I had a similar situation several years ago but thankfully noticed in the garage just after I started the bike. My crankcase was full of fuel and it caused the bike to smoke. The solution was replacing the gaskets/seals in the petcck as they had gotten to the point where the auto-shutoff was no longer stopping fuel flow. These bikes shut off the fuel when the engine isn't running. There only way fuel flows is if the petcock is in prime or if there petcock is getting a vacuum pulse from the engine.

The danger here (outside of explosion hazard from fuel fumes in the crank case, if they were to get excessive) is that an overly full crankcase, in addition to oil that has been thinned via fuel, can froth from the crank and become more of a foam than liquid. This would starve the engine from oil which could be the cause of your lost oil pressure.

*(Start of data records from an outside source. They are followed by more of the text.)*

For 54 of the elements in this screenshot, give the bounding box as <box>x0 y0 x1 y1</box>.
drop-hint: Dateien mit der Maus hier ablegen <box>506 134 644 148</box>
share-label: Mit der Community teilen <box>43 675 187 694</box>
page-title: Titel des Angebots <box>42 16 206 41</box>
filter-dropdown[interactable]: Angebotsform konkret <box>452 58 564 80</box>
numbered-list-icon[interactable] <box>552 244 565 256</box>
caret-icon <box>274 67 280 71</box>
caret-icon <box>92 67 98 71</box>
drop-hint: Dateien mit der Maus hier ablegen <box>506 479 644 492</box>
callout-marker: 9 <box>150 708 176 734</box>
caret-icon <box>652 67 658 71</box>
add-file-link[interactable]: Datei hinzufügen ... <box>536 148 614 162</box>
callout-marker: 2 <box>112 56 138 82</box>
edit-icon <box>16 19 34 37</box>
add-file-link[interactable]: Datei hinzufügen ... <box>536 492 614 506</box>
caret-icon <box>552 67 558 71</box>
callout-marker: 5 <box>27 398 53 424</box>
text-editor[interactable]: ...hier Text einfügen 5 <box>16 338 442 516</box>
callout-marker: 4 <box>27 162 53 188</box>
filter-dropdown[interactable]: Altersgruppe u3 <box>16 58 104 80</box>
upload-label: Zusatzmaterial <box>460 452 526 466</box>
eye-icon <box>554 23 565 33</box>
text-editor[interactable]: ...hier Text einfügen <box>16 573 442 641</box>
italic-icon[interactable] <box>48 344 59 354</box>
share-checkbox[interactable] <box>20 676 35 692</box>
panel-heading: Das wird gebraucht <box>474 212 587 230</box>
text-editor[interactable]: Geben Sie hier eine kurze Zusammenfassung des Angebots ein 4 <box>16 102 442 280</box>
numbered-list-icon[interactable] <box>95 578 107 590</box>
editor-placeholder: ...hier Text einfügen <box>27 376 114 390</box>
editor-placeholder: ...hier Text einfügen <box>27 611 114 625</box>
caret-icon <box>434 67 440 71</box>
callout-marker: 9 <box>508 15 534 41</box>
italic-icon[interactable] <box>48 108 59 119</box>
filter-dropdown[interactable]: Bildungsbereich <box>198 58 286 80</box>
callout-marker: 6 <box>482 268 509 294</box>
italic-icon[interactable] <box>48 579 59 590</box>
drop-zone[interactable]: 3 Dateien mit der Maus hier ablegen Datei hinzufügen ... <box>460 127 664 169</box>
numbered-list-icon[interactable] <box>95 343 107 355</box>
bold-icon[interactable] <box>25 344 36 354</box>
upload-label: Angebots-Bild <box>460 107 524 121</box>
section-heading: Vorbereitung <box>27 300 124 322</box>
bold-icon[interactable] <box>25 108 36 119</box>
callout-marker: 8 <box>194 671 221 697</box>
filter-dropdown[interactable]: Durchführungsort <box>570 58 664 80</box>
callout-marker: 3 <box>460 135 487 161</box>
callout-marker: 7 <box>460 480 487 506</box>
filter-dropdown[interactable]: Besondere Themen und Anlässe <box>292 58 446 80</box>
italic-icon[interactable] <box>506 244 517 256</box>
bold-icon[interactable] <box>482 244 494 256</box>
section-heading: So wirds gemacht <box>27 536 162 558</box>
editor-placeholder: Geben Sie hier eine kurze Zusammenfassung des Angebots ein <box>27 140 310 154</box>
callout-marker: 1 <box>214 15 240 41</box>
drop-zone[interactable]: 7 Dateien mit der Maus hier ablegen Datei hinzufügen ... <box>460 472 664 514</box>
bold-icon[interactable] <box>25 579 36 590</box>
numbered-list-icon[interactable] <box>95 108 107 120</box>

The hope would be that some fresh oil would take care of the problem, and of course repair of the petcock or making sure it is not left on prime. We would also hope that the engine bearing/rings are in good shape still and that there was no damage there from oil starvation.

Hope this has a good ending, but I'd start with the petcock and an oil change....

Also for what it is worth, air cooled is reliable of course but idling for extended periods in the heat after the engine is warm or up to temp I would recommend against. The only air flow is from travel, I even put a large fan in front of mine if I need to run it stationary for an extended time for items such as carb adjustment. Something to consider anyway, though it sounds like this particular issue wasn't specifically the idling.